Despite the rapid progress in learning-based autonomous driving, existing systems face several persistent challenges. Studies have shown that end-to-end RL agents often suffer from significant performance degradation-up to thirty-five percent-when deployed in conditions that differ from their training environments, such as novel towns or adverse weather. Transfer RL has been explored as a mitigation for such weather-induced distribution shifts. Similarly, imitation learning agents trained solely on expert demonstrations have demonstrated up to forty percent higher collision rates when exposed to previously unseen driving contexts. Moreover, a key difficulty in RL lies in the careful tuning of reward functions; poorly calibrated rewards have been linked to over twenty percent of policy failures in simulation settings. Finally, RL agents often overfit to narrow task domains, with generalization failures reaching up to sixty percent when encountering dynamic obstacles not seen during training. These limitations underscore the need for more robust, transferable, and sample-efficient learning frameworks that integrate the strengths of both RL and imitation learning paradigms.

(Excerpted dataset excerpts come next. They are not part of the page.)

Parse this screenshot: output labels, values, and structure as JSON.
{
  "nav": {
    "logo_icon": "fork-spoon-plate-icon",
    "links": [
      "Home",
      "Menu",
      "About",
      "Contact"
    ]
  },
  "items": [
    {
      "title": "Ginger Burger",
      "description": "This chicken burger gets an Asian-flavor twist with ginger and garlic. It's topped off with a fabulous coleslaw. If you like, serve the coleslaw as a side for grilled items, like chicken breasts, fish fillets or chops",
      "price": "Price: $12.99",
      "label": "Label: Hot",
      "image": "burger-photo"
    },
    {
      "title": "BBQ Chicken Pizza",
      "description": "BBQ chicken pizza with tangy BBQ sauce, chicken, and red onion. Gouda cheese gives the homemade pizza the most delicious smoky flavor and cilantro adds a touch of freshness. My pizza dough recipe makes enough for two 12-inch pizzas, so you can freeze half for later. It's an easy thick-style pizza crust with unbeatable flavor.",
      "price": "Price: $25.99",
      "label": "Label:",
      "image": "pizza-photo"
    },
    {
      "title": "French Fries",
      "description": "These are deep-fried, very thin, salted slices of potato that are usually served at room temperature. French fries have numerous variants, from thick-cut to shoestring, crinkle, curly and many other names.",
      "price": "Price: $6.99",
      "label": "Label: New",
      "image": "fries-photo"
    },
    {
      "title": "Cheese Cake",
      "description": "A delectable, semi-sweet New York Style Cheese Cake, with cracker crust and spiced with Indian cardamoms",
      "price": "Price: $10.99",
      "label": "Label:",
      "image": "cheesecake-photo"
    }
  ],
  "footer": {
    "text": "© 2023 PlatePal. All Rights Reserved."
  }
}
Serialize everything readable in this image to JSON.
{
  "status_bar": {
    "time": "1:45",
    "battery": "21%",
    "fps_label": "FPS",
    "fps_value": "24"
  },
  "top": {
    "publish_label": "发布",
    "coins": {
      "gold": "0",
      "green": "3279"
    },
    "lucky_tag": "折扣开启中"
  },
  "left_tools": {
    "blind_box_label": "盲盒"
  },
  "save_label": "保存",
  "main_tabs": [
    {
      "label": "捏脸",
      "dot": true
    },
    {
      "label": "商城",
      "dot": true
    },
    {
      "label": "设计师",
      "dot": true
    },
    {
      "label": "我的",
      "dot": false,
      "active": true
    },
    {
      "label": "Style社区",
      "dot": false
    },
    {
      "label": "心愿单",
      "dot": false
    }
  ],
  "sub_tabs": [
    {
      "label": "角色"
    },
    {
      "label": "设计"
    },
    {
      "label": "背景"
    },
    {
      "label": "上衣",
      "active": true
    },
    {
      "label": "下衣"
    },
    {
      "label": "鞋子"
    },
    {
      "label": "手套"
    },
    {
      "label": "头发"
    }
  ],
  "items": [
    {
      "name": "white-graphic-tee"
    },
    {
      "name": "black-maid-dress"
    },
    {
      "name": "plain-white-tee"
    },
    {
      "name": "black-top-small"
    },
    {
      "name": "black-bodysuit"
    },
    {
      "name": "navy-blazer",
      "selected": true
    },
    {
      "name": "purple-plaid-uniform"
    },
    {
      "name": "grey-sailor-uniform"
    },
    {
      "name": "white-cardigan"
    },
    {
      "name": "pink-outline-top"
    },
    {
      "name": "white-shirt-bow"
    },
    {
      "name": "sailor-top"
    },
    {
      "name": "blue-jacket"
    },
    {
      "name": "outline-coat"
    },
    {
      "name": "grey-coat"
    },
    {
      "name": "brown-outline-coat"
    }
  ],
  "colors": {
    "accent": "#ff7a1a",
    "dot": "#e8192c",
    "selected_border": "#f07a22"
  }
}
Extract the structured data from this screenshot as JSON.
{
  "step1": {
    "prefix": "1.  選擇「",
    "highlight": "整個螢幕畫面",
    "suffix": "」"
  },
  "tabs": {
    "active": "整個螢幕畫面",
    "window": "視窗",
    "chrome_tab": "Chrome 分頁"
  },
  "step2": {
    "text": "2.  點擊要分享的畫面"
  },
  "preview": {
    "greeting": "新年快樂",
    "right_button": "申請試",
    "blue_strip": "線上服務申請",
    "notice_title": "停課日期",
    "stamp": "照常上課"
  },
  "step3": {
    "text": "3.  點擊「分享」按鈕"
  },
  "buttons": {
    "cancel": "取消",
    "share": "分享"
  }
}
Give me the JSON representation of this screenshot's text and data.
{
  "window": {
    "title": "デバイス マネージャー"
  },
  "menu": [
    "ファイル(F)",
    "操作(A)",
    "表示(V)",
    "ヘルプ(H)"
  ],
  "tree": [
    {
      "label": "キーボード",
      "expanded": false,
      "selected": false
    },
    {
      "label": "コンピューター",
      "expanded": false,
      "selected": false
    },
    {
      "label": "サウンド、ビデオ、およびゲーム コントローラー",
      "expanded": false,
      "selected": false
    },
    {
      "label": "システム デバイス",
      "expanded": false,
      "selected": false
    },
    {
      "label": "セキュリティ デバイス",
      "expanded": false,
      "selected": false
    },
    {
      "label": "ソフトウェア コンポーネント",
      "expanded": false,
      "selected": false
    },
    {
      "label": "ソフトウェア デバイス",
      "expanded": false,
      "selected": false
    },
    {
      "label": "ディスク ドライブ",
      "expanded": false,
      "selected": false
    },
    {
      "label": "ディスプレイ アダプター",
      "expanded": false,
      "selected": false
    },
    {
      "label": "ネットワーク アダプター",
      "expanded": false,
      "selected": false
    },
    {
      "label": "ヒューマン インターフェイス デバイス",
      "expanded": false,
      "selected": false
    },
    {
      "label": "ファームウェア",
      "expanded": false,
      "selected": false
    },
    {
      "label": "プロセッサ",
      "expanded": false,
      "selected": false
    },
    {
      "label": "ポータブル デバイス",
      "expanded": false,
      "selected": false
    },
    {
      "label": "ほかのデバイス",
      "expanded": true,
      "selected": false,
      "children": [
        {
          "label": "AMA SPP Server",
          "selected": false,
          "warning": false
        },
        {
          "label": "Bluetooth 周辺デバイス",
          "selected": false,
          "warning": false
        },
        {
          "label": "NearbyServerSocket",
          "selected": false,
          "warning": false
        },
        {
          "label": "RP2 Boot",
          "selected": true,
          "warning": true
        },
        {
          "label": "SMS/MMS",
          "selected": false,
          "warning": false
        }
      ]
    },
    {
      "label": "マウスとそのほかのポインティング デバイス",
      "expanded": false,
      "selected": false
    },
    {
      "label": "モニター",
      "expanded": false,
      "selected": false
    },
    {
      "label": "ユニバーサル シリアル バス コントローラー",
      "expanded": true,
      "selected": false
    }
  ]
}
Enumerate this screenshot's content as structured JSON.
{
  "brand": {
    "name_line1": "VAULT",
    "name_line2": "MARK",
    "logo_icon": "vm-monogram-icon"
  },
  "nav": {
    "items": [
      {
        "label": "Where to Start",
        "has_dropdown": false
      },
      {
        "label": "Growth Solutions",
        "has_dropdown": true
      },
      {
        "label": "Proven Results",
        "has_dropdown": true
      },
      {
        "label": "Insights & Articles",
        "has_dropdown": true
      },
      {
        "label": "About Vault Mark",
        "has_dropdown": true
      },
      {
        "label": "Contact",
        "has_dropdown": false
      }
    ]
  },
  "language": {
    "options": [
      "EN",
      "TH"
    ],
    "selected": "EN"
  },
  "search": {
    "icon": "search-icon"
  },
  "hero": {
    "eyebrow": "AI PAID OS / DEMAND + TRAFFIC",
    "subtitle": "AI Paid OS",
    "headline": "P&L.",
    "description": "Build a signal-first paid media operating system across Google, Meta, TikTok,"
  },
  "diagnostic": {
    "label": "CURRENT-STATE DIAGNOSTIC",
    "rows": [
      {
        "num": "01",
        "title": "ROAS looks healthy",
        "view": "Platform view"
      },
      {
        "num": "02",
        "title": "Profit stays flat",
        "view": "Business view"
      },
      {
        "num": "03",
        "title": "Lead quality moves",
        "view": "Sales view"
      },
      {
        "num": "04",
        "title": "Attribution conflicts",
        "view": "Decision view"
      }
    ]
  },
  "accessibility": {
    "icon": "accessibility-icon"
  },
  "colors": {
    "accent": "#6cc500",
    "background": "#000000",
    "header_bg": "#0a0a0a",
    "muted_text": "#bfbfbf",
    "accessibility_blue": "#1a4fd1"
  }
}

In general, this review aims to provide a comprehensive synthesis of RL and imitation learning research in the CARLA simulator, highlighting how these learning paradigms contribute to the development of intelligent autonomous driving systems. Compared to widely cited reviews such as, our work provides a more detailed and structured analysis of reinforcement learning methods specifically in the context of autonomous driving control within simulation environments. While previous surveys focus largely on algorithmic taxonomies or general architectural roles, we examine RL approaches through a set of concrete implementation descriptors: state representation, action space, and reward design. This framing enables direct comparison of control strategies and learning objectives across studies, which is largely missing from earlier work. We also include visual summaries of reward functions and highlight differences in how these functions guide policy learning. Furthermore, our focus on the CARLA simulator as a common experimental platform allows for a more consistent and grounded discussion of evaluation strategies and training setups, bridging the gap between theory and practical deployment.